Come proteggere i propri figli dall’abuso di smartphone

> Tech Pubblicato il 1 Marzo 2019



I ragazzi passano troppo tempo attaccati al telefonino? Meglio intervenire subito, monitorando e limitando le attività online.

Hai notato un’alterazione dell’umore in tuo figlio, per cui è sempre nervoso e spesso distratto? La causa potrebbe essere l’uso, o meglio l’abuso, dello smartphone. Si chiama dipendenza da smartphone e come genitore è tuo dovere intervenire, senza sentirti in colpa. Regalare lo smartphone ai figli è una decisione complessa, che ti porta a chiederti se sia giusto e a valutare i pro e i contro. Con la possibilità di essere sempre in contatto con te, se succedesse qualcosa potresti intervenire, ma allo stesso tempo attraverso lo smartphone i ragazzi compiono delle attività in rete, come chattare, giocare, guardare i video di YouTube. Tu perdi il controllo della situazione, ti domandi sempre con chi stiano chattando o cosa stiano facendo. Se poi l’umore si altera, il rendimento scolastico cala e noti che c’è sempre meno interesse a uscire, allora vai nel panico, anche perché nessun figlio dà una spiegazione. Prima di scoprire come proteggere i propri figli dall’abuso di smartphone, ti consigliamo di dare una lettura anche a questo interessante articolo su “Le cose da sapere prima di regalare uno smartphone o un tablet a un bimbo“.

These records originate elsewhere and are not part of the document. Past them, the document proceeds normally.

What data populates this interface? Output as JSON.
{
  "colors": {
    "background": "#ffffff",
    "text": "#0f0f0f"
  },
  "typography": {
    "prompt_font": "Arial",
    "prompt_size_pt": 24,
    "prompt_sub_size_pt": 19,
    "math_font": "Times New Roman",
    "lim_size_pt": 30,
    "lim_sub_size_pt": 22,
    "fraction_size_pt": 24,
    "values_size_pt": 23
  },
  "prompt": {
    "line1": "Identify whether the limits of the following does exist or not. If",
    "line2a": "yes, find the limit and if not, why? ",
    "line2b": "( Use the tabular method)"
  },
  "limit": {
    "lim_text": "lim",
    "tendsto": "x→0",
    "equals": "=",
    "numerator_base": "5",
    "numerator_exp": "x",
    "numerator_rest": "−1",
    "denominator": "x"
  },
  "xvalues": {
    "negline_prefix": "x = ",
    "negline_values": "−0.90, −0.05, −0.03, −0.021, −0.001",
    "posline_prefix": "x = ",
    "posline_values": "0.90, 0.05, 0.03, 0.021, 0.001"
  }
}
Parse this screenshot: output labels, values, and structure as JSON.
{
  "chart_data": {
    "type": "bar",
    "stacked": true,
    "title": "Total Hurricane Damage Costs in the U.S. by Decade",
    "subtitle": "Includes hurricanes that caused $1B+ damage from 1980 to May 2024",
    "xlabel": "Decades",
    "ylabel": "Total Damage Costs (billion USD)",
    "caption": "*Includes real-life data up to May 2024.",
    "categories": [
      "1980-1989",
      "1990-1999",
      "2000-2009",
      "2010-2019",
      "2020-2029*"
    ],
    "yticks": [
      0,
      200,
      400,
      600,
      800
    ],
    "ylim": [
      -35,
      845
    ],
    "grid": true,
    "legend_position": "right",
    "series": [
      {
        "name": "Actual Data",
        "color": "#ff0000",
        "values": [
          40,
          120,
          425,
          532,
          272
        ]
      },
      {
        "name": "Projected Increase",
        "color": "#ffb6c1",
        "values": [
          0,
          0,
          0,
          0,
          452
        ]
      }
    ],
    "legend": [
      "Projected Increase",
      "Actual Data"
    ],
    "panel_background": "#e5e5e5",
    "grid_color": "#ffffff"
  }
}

Le app che aiutano i genitori

Sono applicazioni Parental Control, e sono state sviluppate proprio per monitorare, controllare e limitare le attività online dei figli. Nulla di segreto intendiamoci, non t’inserirai di nascosto nelle loro vite installando un programma spyware, anzi farai un bel discorso da genitore e spiegherai che la condizione per evitare il “sequestro” del device è l’installazione di un’app di Parental Control. Monica, mamma single di due adolescenti, ha fatto così.

Dopo aver notato un cambiamento preoccupante nell’umore dei suoi due figli, di 14 e 12 anni e non essere riuscita a stanarli dal loro mondo digitale con le buone, ha deciso di sequestrare gli smartphone. Si è resa conto però che la manovra non sortiva alcun effetto positivo e ha deciso di coinvolgere i figli in questo percorso di “disintossicazione”, proponendo di restituire loro i telefonini a determinate condizioni, tra cui un’app di monitoraggio.

Ci sono stati tentativi di disinstallazione e manomissione, ma alla fine i ragazzi si sono rassegnati e adesso hanno ripreso una vita di relazione normale, i voti stanno migliorando e l’umore è nuovamente solare.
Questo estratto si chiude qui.